Der Park ist groß, das Gras vertrocknet und strapaziert, der Himmel ist smogverhangen und die Blätter staubbehaftet. Der Park ist voll mit Schulkindern, Vögeln und Tunichtguten. Ich bahne mir langsam einen Weg durch die Schulkinder und mache es bald wie die Einheimischen, ungeachtet der den Rasen umgebenden Zäunchen betrete ich frech das braune Geflecht. Hier stehen große alte Gebäude inmitten der Parklandschaft. Anders als bei uns in Europa sind es keine Wohnhäuser und Paläste, sondern Gräber. Die Bögen schwingen sich anders als im Iran, in Schwüngen zu Spitzen zusammen. Häufig sind die Bögen doppelt verziert. Die Formensprache ist eine ganz andere und doch ist der Abstand zu den iranischen Formen nicht unendlich. Hier spüre ich deutlich, dass mein Faden durch das Fliegen gerissen ist. Bisher konnte ich solche Entwicklungen immer gut sehen. Häufig gibt es Länder in denen beide Kulturen präsent sind. Man kann die orientalischen Formen neben denen des Mittleren-Ostens sehen und direkt vergleichen. Manchmal ist der Wechsel hart, manchmal weich, aber es gibt immer einen Wechsel, der eine Geschichte erzählt. Ich kann diese Geschichte zwischen Indien und dem Iran nicht lesen, weil ich in ein Flugzeug steigen musste. Das macht mich traurig. Am Ende heißt es jedoch nur, dass ich einen neuen Faden aufnehmen muss. Ich beginne neu hier in Delhi.
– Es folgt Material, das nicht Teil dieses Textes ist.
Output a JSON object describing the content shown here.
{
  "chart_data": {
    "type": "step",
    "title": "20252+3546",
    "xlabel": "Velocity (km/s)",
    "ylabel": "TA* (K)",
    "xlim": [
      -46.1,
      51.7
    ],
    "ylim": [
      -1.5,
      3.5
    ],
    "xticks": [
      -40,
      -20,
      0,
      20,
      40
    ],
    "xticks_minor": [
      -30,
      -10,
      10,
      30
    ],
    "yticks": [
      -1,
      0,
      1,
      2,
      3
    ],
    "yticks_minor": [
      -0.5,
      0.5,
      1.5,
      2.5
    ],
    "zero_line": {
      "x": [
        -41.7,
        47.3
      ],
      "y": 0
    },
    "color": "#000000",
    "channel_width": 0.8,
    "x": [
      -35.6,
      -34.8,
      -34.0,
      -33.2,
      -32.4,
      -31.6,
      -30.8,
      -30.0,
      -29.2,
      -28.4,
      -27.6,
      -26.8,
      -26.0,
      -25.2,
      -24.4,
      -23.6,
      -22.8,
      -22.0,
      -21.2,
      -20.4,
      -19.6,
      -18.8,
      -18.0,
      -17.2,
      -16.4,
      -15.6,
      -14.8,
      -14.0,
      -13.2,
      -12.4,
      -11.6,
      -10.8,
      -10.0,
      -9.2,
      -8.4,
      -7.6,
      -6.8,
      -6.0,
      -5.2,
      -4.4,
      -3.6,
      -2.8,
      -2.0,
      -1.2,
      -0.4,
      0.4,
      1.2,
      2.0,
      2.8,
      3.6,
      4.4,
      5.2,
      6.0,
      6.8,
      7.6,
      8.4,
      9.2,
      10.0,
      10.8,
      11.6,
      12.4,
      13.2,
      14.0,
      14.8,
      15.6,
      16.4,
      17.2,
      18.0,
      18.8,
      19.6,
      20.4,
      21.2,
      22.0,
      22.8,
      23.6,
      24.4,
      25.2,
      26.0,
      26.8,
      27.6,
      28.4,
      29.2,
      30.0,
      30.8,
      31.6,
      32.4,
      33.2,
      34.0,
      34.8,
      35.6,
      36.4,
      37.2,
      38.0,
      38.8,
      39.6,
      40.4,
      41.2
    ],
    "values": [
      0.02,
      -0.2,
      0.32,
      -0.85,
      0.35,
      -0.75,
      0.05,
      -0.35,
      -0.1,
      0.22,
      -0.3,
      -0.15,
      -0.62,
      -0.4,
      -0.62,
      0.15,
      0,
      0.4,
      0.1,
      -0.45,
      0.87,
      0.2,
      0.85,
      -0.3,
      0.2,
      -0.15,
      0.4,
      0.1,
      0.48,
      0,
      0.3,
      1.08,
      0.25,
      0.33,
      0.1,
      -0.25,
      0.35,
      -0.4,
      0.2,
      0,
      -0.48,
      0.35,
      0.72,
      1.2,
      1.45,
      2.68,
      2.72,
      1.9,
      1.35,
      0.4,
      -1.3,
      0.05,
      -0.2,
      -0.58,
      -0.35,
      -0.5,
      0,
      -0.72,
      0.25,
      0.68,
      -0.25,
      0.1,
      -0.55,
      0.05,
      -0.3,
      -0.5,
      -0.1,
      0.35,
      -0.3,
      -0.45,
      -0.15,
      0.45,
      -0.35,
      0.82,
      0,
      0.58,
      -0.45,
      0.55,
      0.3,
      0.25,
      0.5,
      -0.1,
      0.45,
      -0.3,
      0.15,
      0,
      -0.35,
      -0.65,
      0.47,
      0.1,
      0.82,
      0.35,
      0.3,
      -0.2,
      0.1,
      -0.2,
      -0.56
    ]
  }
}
Meine Reise ist bisher in sieben Abschnitte geteilt. Gerade befinde ich mich am Anfang des dritten Teils dieser Reise. Ich habe noch nicht einmal die Hälfte geschafft und doch bin ich hier gerade etwas ratlos. Soll ich den Faden wieder aufnehmen und wenn ja, wie? Noch nie ist mir so deutlich geworden, wie vergleichend ich meine Welt wahrnehme. Die Art wie ich reise, ist ausschließlich dazu da mir diese Vergleiche zu ermöglichen. Das ist auch das, was mich an meinem Studium fasziniert hat. Ich bin nicht interessiert an Absolutem, sondern an Unterschieden und Gemeinsamkeiten. Hier im Lodhi Park sehe ich viele. Und da ich sie nicht mit Pakistan vergleichen kann, kehre ich zurück zu dem mir vertrautesten, dem Europäischen. Das Grün ist hier so gedämpft, wie die Uniformen unserer Soldaten. Der Straßenstaub liegt wie Blei über dem Grün und wartet auf den Regen. Man erkennt die Bäume, die aus irgendwelchen Gründen sauber gemacht werden daran, dass sie im Licht hellgrün schimmern. Die Vögel schwirren in der Stadt in Scharen über den Himmel. Es gibt nicht ausschließlich Tauben und kleine Stadtvögel wie bei uns. Hier in Delhi sieht man Raubvögel genauso wie Stadtvögel. Sie kreisen über den Gräbern und wie von alleine entsteht ein typisch indisches Bild vor meiner Linse. Ein altes verziertes Gebäude, der gleichmäßig graue, in der Linse jedoch weiß erscheinende Himmel und das gedämpfte Grün der Bäume. So sieht man Indien häufig in den Tourismuskatalogen der Welt. Nun fehlen nur noch Maharadschas, Tiger, Elefanten und trainierte Affen, dann wäre das Klischee perfekt. Hier liegt jedoch genau das Problem. Das Klischee interessiert mich nicht. Ich will dem Klischee entkommen. Ich möchte keine Yogis fotografieren oder mich mit Babas unterhalten. Ich will Menschen wie mich kennen lernen, will wissen wie sich unsere Leben ähneln und unterscheiden. Ich will vergleichen.

Shish Gumbda, Lodhi garden, Indien

Ich kehre, obwohl nichts passiert und es ein wunderschöner Spaziergang ist, erschöpft nach Hause zurück. Die kleinsten Vorkommnisse beunruhigen mich. Ich weiß sie nicht einzuordnen und werde von ihnen vor unlösbare (wenn auch völlig unerhebliche) Rätsel gestellt. Zu schnell bin ich überfordert.